Réaction aux propos que le ministre a tenus samedi.

Le samedi 31 août, le ministre de l’Éducation nationale a déclaré sur France Culture : 

« Il y a plus de filles que de garçons qui ne vont pas à l’école maternelle pour des raisons sociétales. Et appelons un chat un chat, le fondamentalisme islamiste dans certains territoires a fait que certaines petites filles vont à l’école le plus tard possible. »

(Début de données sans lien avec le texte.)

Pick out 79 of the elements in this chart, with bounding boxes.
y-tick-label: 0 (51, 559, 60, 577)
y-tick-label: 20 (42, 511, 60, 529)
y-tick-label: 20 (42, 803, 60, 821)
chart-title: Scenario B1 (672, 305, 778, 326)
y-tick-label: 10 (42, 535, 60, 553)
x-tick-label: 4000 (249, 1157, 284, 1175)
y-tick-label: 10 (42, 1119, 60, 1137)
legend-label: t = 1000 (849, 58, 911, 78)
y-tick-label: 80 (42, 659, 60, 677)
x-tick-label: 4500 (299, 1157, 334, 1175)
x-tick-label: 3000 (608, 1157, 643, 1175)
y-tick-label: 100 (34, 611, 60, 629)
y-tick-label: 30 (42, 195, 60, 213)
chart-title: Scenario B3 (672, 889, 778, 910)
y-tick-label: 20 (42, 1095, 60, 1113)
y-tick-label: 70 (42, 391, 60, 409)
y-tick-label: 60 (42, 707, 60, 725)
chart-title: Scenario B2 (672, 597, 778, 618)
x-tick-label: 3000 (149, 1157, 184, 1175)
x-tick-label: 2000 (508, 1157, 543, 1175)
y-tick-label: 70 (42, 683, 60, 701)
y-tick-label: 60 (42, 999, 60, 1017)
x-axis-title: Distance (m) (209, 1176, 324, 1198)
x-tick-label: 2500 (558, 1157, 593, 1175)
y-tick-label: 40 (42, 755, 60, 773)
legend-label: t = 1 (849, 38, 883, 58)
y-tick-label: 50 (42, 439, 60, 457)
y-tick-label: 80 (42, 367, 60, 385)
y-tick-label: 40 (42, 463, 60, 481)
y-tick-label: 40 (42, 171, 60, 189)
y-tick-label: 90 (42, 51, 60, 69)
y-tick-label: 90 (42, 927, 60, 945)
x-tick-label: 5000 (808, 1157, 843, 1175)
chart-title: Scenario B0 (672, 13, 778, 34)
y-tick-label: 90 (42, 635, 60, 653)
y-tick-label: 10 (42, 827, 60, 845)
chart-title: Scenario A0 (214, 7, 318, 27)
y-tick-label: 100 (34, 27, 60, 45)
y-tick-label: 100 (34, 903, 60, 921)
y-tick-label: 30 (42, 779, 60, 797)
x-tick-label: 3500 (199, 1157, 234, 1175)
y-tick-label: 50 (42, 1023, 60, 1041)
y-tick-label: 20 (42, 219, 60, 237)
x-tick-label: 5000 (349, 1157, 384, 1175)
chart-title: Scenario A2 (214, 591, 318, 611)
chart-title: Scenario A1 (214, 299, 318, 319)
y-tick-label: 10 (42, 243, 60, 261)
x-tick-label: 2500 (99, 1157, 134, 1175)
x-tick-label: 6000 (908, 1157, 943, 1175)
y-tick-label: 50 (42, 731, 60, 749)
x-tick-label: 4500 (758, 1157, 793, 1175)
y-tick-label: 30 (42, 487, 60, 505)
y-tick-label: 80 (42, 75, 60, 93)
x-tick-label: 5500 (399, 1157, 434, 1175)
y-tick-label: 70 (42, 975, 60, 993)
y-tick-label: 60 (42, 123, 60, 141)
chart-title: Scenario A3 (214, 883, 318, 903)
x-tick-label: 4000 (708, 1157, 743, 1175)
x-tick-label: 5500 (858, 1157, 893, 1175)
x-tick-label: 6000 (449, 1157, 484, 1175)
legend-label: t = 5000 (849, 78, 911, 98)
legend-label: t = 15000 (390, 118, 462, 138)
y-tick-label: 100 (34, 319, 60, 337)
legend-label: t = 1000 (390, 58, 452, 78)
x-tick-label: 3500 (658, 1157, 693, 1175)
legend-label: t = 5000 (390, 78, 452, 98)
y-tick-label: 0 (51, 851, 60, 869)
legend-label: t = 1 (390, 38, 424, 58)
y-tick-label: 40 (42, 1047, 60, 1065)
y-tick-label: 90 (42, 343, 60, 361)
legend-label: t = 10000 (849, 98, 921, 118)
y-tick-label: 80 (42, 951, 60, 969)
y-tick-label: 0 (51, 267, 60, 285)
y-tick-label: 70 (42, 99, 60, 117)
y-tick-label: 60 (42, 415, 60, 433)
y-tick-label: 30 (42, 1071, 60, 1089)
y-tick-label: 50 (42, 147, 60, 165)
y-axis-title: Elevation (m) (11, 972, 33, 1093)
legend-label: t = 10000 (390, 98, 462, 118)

De tels propos sont erronés: un rapport de son propre ministère, datant de la rentrée 2018, indique clairement que « "les filles sont plus nombreuses à bénéficier de la scolarisation précoce". » A moins que le ministre ne dispose d'un fichier, illégal, de musulman-es, notamment « fondamentalistes », il n'a aucune source pour appuyer sa deuxième phrase.

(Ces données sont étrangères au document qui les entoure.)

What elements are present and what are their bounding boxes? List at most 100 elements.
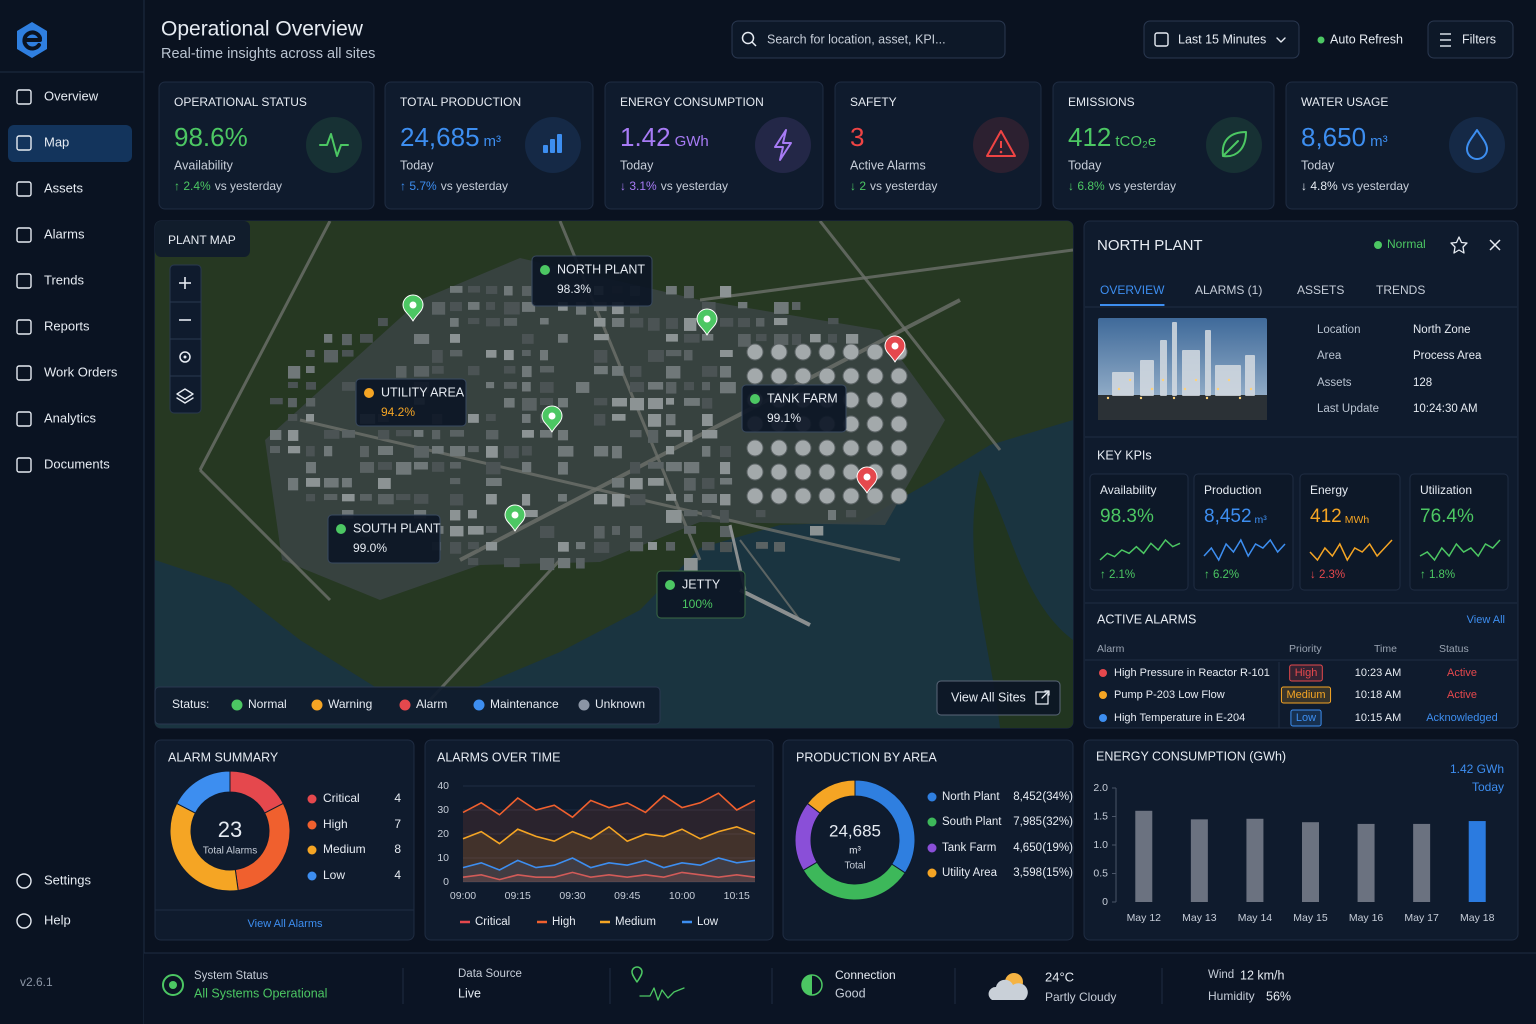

Il s'agit donc de l'étalage de préjugés à l'égard de musulmans. Ces propos sont donc islamophobes et indignes de tout ministre républicain. Notamment d'une majorité qui doit sa légitimité à la prétention affichée de faire barrage à l'extrême-droite. Notamment d'un ministre de l’Éducation nationale qui, à ce titre, a un devoir d'exemplarité encore plus grand en matière de rigueur dans le débat public.

Certes, il y a sans doute là stratégie de diversion. Alors que ses diverses réformes, imposées sans réelle concertation des partenaires, commencent à montrer leur effets néfastes, alors que le manque de moyens se fait criant, une telle polémique peut servir d'écran de fumée. En stigmatisant des petites filles et leur famille, le ministre peut espérer faire oublier le coup de force antilaïque de la mesure rendant obligatoire la scolarité à 3 ans, qui est en fait un cadeau déguisé aux écoles privées, à majorité catholique. Une telle atteinte aux principes fondamentaux de l'école publique et laïque doit être dénoncée : elle va grever le budget des communes, et par conséquent celui des écoles publiques.

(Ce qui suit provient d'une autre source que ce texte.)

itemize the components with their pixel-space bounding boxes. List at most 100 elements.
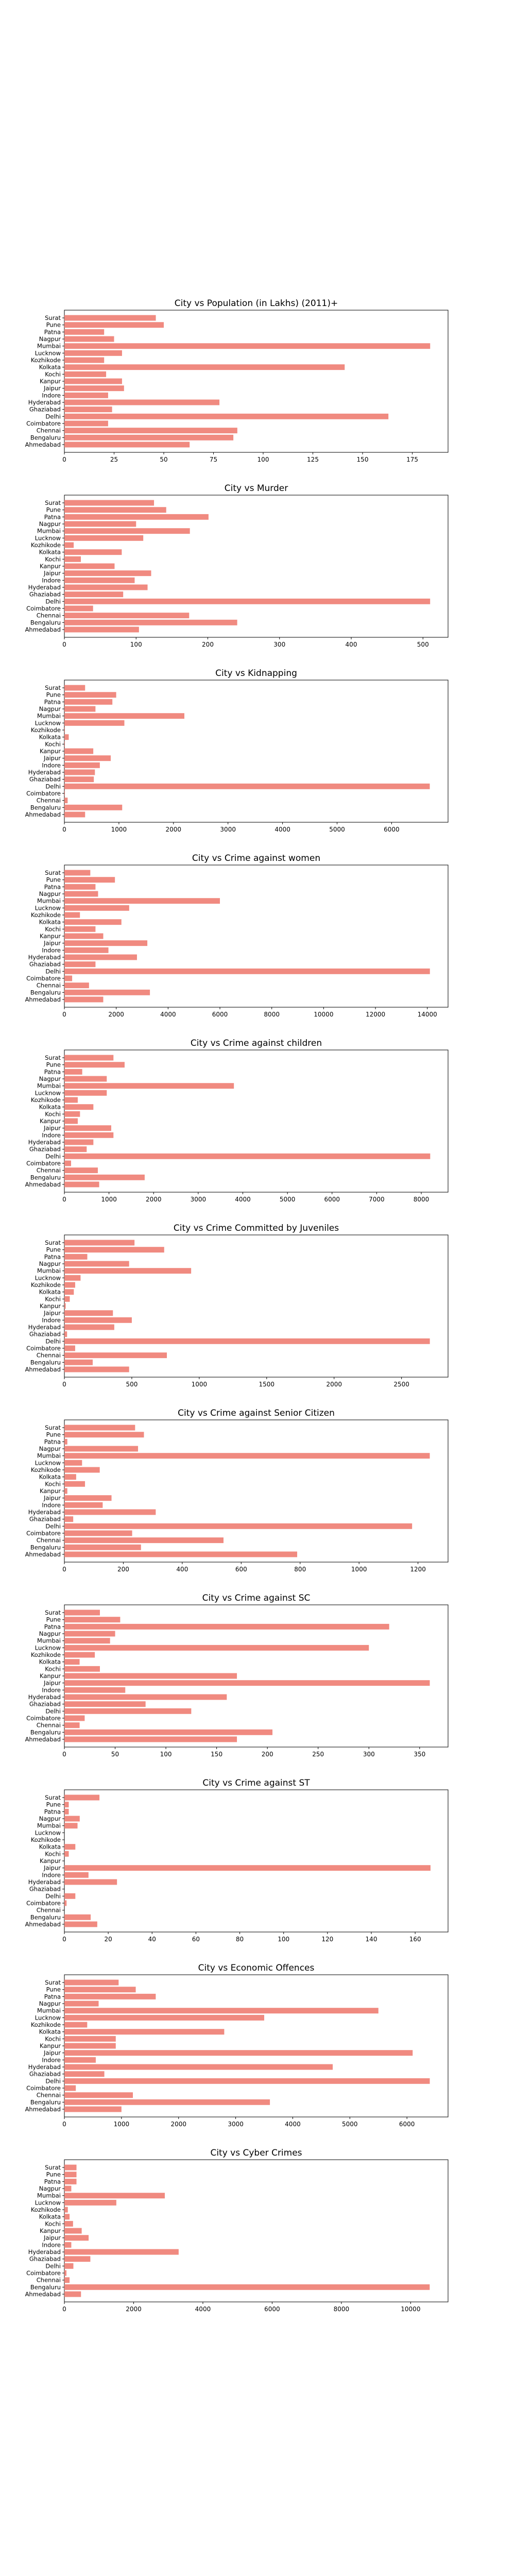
category-label: Coimbatore xyxy=(26,1160,61,1167)
bar-kozhikode xyxy=(64,1097,78,1103)
x-tick-label: 0 xyxy=(62,2121,66,2128)
x-tick-label: 1000 xyxy=(101,1196,117,1203)
x-tick-label: 500 xyxy=(126,1381,138,1388)
bar-jaipur xyxy=(64,385,124,392)
bar-delhi xyxy=(64,1893,76,1899)
category-label: Bengaluru xyxy=(30,804,61,811)
bar-bengaluru xyxy=(64,1174,145,1180)
chart-panel-5: City vs Crime against children AhmedabadB… xyxy=(25,1038,449,1203)
bar-delhi xyxy=(64,2263,74,2269)
bar-kozhikode xyxy=(64,357,105,363)
x-tick-label: 2000 xyxy=(166,826,182,833)
category-label: Delhi xyxy=(45,2077,61,2084)
bar-patna xyxy=(64,1253,88,1260)
bar-nagpur xyxy=(64,1446,139,1452)
category-label: Ahmedabad xyxy=(25,811,61,818)
bar-kochi xyxy=(64,2036,116,2042)
bar-lucknow xyxy=(64,720,125,726)
chart-panel-11: City vs Cyber Crimes AhmedabadBengaluruCh… xyxy=(25,2148,449,2313)
category-label: Bengaluru xyxy=(30,434,61,441)
chart-panel-7: City vs Crime against Senior Citizen Ahme… xyxy=(25,1408,449,1573)
category-label: Coimbatore xyxy=(26,605,61,612)
category-label: Jaipur xyxy=(43,385,61,392)
bar-kozhikode xyxy=(64,2022,88,2028)
category-label: Kozhikode xyxy=(31,726,61,734)
category-label: Pune xyxy=(46,1616,61,1623)
bar-patna xyxy=(64,1993,156,1999)
category-label: Ahmedabad xyxy=(25,441,61,448)
category-label: Indore xyxy=(42,1871,61,1878)
bar-pune xyxy=(64,2172,77,2178)
bar-kolkata xyxy=(64,1474,76,1480)
bar-kolkata xyxy=(64,1289,74,1295)
category-label: Nagpur xyxy=(39,1630,61,1637)
bar-pune xyxy=(64,877,115,883)
bar-patna xyxy=(64,884,96,890)
category-label: Surat xyxy=(45,1609,61,1616)
category-label: Patna xyxy=(44,1068,61,1075)
category-label: Ghaziabad xyxy=(29,591,61,598)
bar-patna xyxy=(64,2178,77,2184)
bar-hyderabad xyxy=(64,1139,94,1145)
x-tick-label: 4000 xyxy=(235,1196,251,1203)
bar-delhi xyxy=(64,1338,430,1344)
bar-bengaluru xyxy=(64,804,123,810)
bar-ahmedabad xyxy=(64,811,85,818)
x-tick-label: 7000 xyxy=(369,1196,385,1203)
category-label: Pune xyxy=(46,1801,61,1808)
category-label: Coimbatore xyxy=(26,2269,61,2277)
bar-bengaluru xyxy=(64,434,234,440)
x-tick-label: 200 xyxy=(202,641,214,648)
x-tick-label: 200 xyxy=(117,1566,129,1573)
bar-lucknow xyxy=(64,1645,369,1651)
bar-kochi xyxy=(64,1296,70,1302)
bar-bengaluru xyxy=(64,2099,270,2105)
category-label: Indore xyxy=(42,577,61,584)
bar-surat xyxy=(64,1609,100,1616)
chart-title: City vs Crime against SC xyxy=(202,1593,311,1603)
bar-bengaluru xyxy=(64,1729,273,1735)
category-label: Delhi xyxy=(45,1707,61,1715)
bar-coimbatore xyxy=(64,1715,85,1721)
chart-panel-10: City vs Economic Offences AhmedabadBengal… xyxy=(25,1963,449,2128)
category-label: Bengaluru xyxy=(30,2098,61,2106)
category-label: Chennai xyxy=(37,2277,61,2284)
bar-hyderabad xyxy=(64,1694,227,1700)
bar-nagpur xyxy=(64,336,114,342)
bar-pune xyxy=(64,1432,144,1438)
category-label: Hyderabad xyxy=(28,584,61,591)
bar-delhi xyxy=(64,1153,431,1159)
category-label: Kozhikode xyxy=(31,1466,61,1473)
x-tick-label: 5000 xyxy=(342,2121,358,2128)
x-tick-label: 3000 xyxy=(228,2121,244,2128)
bar-pune xyxy=(64,692,116,698)
bar-jaipur xyxy=(64,940,148,946)
bar-kanpur xyxy=(64,2228,82,2234)
category-label: Nagpur xyxy=(39,1445,61,1452)
category-label: Kanpur xyxy=(40,1117,61,1125)
chart-panel-3: City vs Kidnapping AhmedabadBengaluruChen… xyxy=(25,668,449,833)
bar-kochi xyxy=(64,1666,100,1672)
x-tick-label: 600 xyxy=(235,1566,247,1573)
bar-jaipur xyxy=(64,1680,430,1686)
category-label: Nagpur xyxy=(39,520,61,528)
bar-indore xyxy=(64,1687,126,1693)
x-tick-label: 0 xyxy=(62,641,66,648)
category-label: Kolkata xyxy=(39,1843,61,1851)
bar-ghaziabad xyxy=(64,1701,146,1707)
bar-kozhikode xyxy=(64,1467,100,1473)
category-label: Surat xyxy=(45,869,61,876)
category-label: Kozhikode xyxy=(31,1651,61,1658)
bar-pune xyxy=(64,507,166,513)
category-label: Kozhikode xyxy=(31,2021,61,2028)
category-label: Delhi xyxy=(45,783,61,790)
category-label: Patna xyxy=(44,883,61,890)
bar-indore xyxy=(64,1502,103,1508)
bar-delhi xyxy=(64,1708,192,1714)
bar-surat xyxy=(64,1425,135,1431)
x-tick-label: 0 xyxy=(62,1381,66,1388)
x-tick-label: 150 xyxy=(357,456,369,463)
bar-kozhikode xyxy=(64,2207,68,2213)
bar-ghaziabad xyxy=(64,2256,91,2262)
bar-kozhikode xyxy=(64,912,80,918)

Cette sortie raciste doit être dénoncée comme diversion. Mais l'islamophobie, comme tout racisme, doit aussi être combattue en soi. Depuis 30 ans et l'affaire de Creil, la normalisation de ce discours raciste à l'égard des élèves, de leur famille, de toute personne supposée musulmane doit enfin être combattue par toute personne soucieuse d'incarner la devise « liberté, égalité, fraternité ».